Determination of Heavy Metals From Environment Samples By Inductively Coupled Plasma Atomic Emission Spectrometry
Pages 38-44
Mariana Dobra, Vasile Viman

Abstract. In the studied area with geological and mining activities of ore extraction containing heavy metals, the environment is polluted with dusts resulted from these activities. From the technological processes of each stage, the environment accumulates sedimentable and suspension dusts, which contribute to the high pollution of air, soil and plants. The paper pursues the determination of Pb and Zn in the ore mines from the area, mining concentrations, sedimentable dusts from air, soil and plants of nettle and spinach. The analytical techniques used must have low detection limits, the lowest matrix effects possible and they must allow the determination, as precise as possible, of the major components as well as of the minor ones and in traces. We used the inductively coupled plasma atomic emission spectrometry (ICP-AES) and the atomic absorption spectrometry (AAS) for the experimental determinations. BAIRD ICP 2070 and AAS 3 spectrometers were used.
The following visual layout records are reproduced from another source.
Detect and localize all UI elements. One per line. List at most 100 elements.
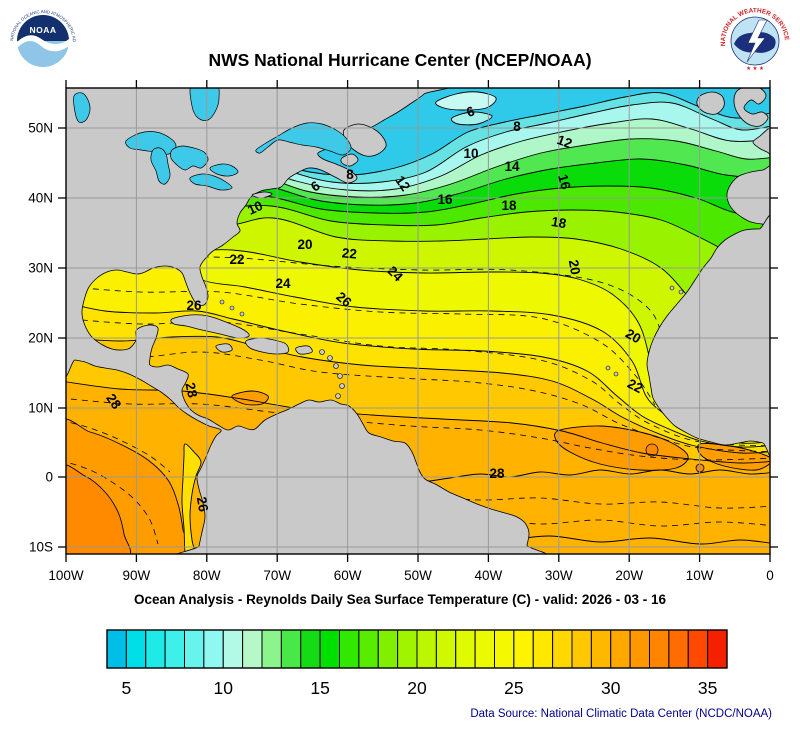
island-dot [337,373,343,379]
lake [189,173,233,191]
colorbar-cell [707,629,728,669]
land-mass [726,165,770,229]
colorbar-cell [610,629,631,669]
colorbar-cell [377,629,399,669]
y-axis-label: 10S [29,540,53,555]
colorbar-cell [532,629,554,669]
axes-layer: 100W 90W 80W 70W 60W 50W 40W 30W 20W 10W 0 50N 40N 30… [28,80,778,583]
colorbar-cell [397,629,418,669]
y-axis-label: 20N [28,331,53,346]
contour-label: 16 [437,192,453,207]
colorbar-cell [261,629,282,669]
island-dot [319,349,325,355]
island-dot [605,365,611,371]
isotherm-contour-dashed [66,398,770,461]
contour-label: 8 [346,167,354,182]
isotherm-contour-dashed [419,495,770,509]
colorbar-label: 35 [698,678,717,698]
isotherm-contour-dashed [66,461,159,545]
x-axis-label: 90W [123,568,151,583]
colorbar-cell [435,629,457,669]
island-dot [669,285,675,291]
contour-label: 28 [183,381,201,399]
island-dot [613,371,619,377]
x-axis-label: 30W [545,568,573,583]
lake [189,88,220,121]
x-axis-label: 10W [686,568,714,583]
contour-label: 18 [550,214,568,231]
x-axis-label: 60W [334,568,362,583]
isotherm-contour [66,201,770,259]
colorbar-cell [184,629,205,669]
contour-label: 8 [513,119,521,134]
contour-label: 20 [623,326,644,347]
colorbar-border [106,629,728,669]
contour-label: 22 [229,252,244,267]
contour-label: 26 [194,496,211,514]
colorbar-label: 25 [504,678,523,698]
colorbar-cell [687,629,709,669]
x-axis-label: 40W [475,568,503,583]
sst-hot-spot [645,443,659,457]
contour-label: 24 [275,276,291,291]
sst-warm-pocket [450,111,493,126]
x-axis-label: 70W [263,568,291,583]
x-axis-label: 0 [766,568,774,583]
colorbar-cell [571,629,592,669]
lake [209,163,239,177]
sst-warm-pocket [66,464,131,554]
land-americas [66,88,548,554]
island-dot [335,393,341,399]
contour-label: 10 [245,198,265,218]
y-axis-label: 10N [28,401,53,416]
nws-lightning-icon [746,19,768,63]
y-axis-label: 40N [28,191,53,206]
y-axis-label: 30N [28,261,53,276]
isotherm-contour [423,469,770,483]
contour-label: 16 [555,173,574,192]
colorbar-cell [319,629,340,669]
x-axis-label: 20W [615,568,643,583]
map-caption: Ocean Analysis - Reynolds Daily Sea Surf… [134,592,666,607]
island-dot [229,305,235,311]
page-title: NWS National Hurricane Center (NCEP/NOAA… [208,50,592,70]
contour-label: 22 [625,376,645,396]
contour-label: 18 [501,198,517,213]
colorbar-cell [552,629,573,669]
contour-label: 12 [392,173,413,194]
noaa-logo: NATIONAL OCEANIC AND ATMOSPHERIC ADMINIS… [8,6,77,75]
colorbar-cell [649,629,670,669]
island-dot [327,355,333,361]
colorbar-cell [339,629,360,669]
land-mass [295,345,313,355]
island-dot [333,363,339,369]
land-layer [66,88,770,554]
colorbar-cell [125,629,147,669]
colorbar-cell [668,629,689,669]
land-mass [752,126,770,155]
colorbar-cell [145,629,166,669]
y-axis-label: 0 [45,470,53,485]
nws-stars: ★ ★ ★ [746,66,764,72]
colorbar-cell [474,629,495,669]
contour-label: 12 [555,132,574,151]
noaa-globe-sky [17,15,69,41]
colorbar-label: 20 [407,678,427,698]
contour-label: 20 [566,259,583,276]
colorbar-label: 10 [214,678,234,698]
contour-label: 26 [186,298,202,313]
colorbar-cell [164,629,185,669]
lake [150,147,171,185]
lake [170,145,209,171]
contour-label: 14 [504,159,520,174]
x-axis-label: 100W [48,568,84,583]
sst-warm-pocket [435,91,497,111]
colorbar-cell [590,629,612,669]
contour-label: 20 [297,237,312,252]
colorbar: 5 10 15 20 25 30 35 [106,629,728,698]
land-mass [340,153,359,167]
island-dot [339,383,345,389]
The experimental results show high concentrations of the two metals even in the sedimentable dusts in soils and plants. The distribution and the mobility of the heavy metals are determined by the environment in which they are emitted and by the type of combinations in which they are found. In the air, metal mobility will be determined by both the nature of chemical combinations in dusts and by the weather factors as wind and precipitations. The type of soil, organic material content, pH and the potential of oxidation-reduction determine the mobility in soil, while in plants mobility is determined by the specific biochemical mechanisms of each plant.